Green’s Dictionary of Slang

dover n.1

[proprietary name]

(Aus.) a clasp-knife; thus flash one’s dover, to use one’s clasp-knife to cut up one’s food.

[Aus]Bulletin (Sydney) 9 May 5/4: It didn’t take him long to find out what was wrong. He prized open the case with his ‘dover,’ and his eye glittered with the light of triumph as he exclaimed, ‘Holy Frost, if there aint a horsehair got twisted up in it!
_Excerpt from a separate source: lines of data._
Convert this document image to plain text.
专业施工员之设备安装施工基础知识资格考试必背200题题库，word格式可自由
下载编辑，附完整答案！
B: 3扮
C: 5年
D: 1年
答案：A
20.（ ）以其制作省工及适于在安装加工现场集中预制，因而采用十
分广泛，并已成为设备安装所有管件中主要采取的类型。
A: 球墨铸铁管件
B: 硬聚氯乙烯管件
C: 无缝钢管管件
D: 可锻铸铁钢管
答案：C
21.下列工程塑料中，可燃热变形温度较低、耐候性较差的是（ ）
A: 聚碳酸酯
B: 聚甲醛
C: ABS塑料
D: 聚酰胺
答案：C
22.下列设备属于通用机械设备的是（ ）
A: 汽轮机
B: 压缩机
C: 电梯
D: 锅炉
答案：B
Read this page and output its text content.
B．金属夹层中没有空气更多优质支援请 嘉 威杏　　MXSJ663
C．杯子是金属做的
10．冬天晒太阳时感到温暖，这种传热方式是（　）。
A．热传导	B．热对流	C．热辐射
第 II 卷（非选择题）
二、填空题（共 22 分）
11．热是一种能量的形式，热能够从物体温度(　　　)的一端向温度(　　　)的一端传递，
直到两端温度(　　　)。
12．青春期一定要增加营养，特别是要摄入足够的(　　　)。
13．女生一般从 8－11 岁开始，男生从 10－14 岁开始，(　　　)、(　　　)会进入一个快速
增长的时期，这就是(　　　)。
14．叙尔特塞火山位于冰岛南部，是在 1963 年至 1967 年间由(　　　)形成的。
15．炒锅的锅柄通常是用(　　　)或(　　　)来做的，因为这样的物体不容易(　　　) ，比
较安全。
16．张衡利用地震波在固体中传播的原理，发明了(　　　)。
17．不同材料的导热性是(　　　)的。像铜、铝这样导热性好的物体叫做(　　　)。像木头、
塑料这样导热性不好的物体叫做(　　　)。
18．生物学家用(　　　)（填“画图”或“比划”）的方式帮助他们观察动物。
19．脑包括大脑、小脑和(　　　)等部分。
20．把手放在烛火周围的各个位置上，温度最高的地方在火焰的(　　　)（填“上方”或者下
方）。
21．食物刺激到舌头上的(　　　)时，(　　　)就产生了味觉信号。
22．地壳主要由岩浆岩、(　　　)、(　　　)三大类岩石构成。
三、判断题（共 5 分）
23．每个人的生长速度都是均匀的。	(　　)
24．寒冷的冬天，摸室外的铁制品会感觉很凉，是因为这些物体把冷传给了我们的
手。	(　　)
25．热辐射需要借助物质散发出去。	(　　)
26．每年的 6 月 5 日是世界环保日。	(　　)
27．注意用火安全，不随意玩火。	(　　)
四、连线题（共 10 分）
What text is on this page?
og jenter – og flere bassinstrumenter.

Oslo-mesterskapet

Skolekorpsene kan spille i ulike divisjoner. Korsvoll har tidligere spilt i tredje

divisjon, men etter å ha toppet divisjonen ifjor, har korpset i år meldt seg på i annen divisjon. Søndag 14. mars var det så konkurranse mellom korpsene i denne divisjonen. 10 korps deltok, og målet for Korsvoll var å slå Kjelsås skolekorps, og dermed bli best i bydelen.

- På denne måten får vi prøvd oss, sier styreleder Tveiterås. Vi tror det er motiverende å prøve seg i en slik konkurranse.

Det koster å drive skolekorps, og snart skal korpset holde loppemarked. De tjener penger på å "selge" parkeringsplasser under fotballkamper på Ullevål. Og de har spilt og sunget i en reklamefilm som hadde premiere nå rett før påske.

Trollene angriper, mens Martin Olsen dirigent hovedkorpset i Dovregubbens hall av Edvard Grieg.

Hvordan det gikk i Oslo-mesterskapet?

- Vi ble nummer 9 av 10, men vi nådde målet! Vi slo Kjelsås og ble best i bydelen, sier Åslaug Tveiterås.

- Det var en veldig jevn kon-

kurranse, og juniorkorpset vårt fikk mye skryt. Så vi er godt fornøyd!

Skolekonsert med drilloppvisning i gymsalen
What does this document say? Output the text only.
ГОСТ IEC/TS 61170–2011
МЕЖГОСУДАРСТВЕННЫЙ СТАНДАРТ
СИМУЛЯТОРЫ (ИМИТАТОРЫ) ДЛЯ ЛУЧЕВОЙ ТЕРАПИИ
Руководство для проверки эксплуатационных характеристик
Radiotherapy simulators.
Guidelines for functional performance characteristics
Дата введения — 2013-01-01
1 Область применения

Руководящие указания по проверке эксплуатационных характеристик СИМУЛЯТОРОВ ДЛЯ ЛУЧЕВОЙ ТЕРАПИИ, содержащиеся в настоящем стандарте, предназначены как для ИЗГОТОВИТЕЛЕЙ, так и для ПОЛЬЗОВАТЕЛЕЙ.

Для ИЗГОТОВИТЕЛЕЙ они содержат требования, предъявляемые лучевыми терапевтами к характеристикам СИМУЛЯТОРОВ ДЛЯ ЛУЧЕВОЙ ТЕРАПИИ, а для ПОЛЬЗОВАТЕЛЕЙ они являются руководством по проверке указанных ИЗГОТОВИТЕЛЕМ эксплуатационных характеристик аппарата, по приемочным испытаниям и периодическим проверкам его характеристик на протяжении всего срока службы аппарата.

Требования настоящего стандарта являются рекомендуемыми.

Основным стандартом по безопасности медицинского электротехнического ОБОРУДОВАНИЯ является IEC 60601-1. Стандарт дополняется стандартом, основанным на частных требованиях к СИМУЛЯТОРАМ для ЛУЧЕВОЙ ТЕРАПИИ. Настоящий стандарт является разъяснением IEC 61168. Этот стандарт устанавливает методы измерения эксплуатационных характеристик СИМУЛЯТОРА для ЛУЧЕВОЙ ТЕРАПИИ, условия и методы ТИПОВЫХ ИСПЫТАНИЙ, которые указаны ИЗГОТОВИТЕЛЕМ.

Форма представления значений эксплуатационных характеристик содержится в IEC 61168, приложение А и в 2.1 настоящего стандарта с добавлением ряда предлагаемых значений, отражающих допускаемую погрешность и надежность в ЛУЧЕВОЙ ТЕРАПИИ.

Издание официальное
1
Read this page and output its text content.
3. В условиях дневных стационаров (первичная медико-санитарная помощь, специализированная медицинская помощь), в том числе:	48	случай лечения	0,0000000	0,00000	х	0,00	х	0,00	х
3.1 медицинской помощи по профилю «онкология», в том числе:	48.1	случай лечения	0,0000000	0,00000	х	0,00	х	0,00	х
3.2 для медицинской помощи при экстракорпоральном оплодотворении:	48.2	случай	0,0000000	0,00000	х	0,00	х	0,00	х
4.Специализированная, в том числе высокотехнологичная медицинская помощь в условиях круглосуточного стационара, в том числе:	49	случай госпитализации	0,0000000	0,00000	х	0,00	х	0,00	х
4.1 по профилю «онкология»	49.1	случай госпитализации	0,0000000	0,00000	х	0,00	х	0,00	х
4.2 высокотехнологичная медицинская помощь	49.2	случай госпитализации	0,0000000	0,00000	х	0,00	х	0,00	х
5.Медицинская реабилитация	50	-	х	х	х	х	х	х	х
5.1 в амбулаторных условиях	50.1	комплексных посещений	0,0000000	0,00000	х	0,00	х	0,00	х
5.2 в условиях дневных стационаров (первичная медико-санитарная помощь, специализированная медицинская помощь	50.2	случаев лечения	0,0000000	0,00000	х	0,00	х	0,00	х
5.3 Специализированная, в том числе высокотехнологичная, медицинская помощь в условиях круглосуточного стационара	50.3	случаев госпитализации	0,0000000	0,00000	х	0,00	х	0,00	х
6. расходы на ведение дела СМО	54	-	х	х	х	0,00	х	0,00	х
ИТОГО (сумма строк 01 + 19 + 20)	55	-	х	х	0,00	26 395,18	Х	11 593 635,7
And, my oath, it’s stuck pretty tight too.’.
[Aus] ‘Sam Holt’ in ‘Banjo’ Paterson Old Bush Songs 73: You were flashing your dover, six short months ago, / In a lambing camp on the Barcoo.
[Aus]G. Seagram Bushman All 198: Got a new dover, have you? What’s the brand?
[NZ] (ref. to 1890–1910) L.G.D. Acland Early Canterbury Runs (1951) 374: Dover – AE gives the meaning as a clasp knife.
[Aus]G. Seal Lingo 161: sport for show or for display is from 18th-century cant, a dover was a favoured brand of knife while a monkey was a sheep.

In phrases

run of one’s dover (n.) [development of orig. mid-19C phr. run of one’s knife]

(Aus.) board and lodging.

[Aus]Bulletin (Sydney) 11 Apr. 22/1: Now, this maid from the country had been to the city / To visit a friend, and soon became pretty / Well versed in the ways of the vot’ress of fashion / Who dwelt in the town, and cut a great dash on / ‘Ten bob a week and the run of their ’Dover’ ’ / (That is plenty to eat and a little bit over).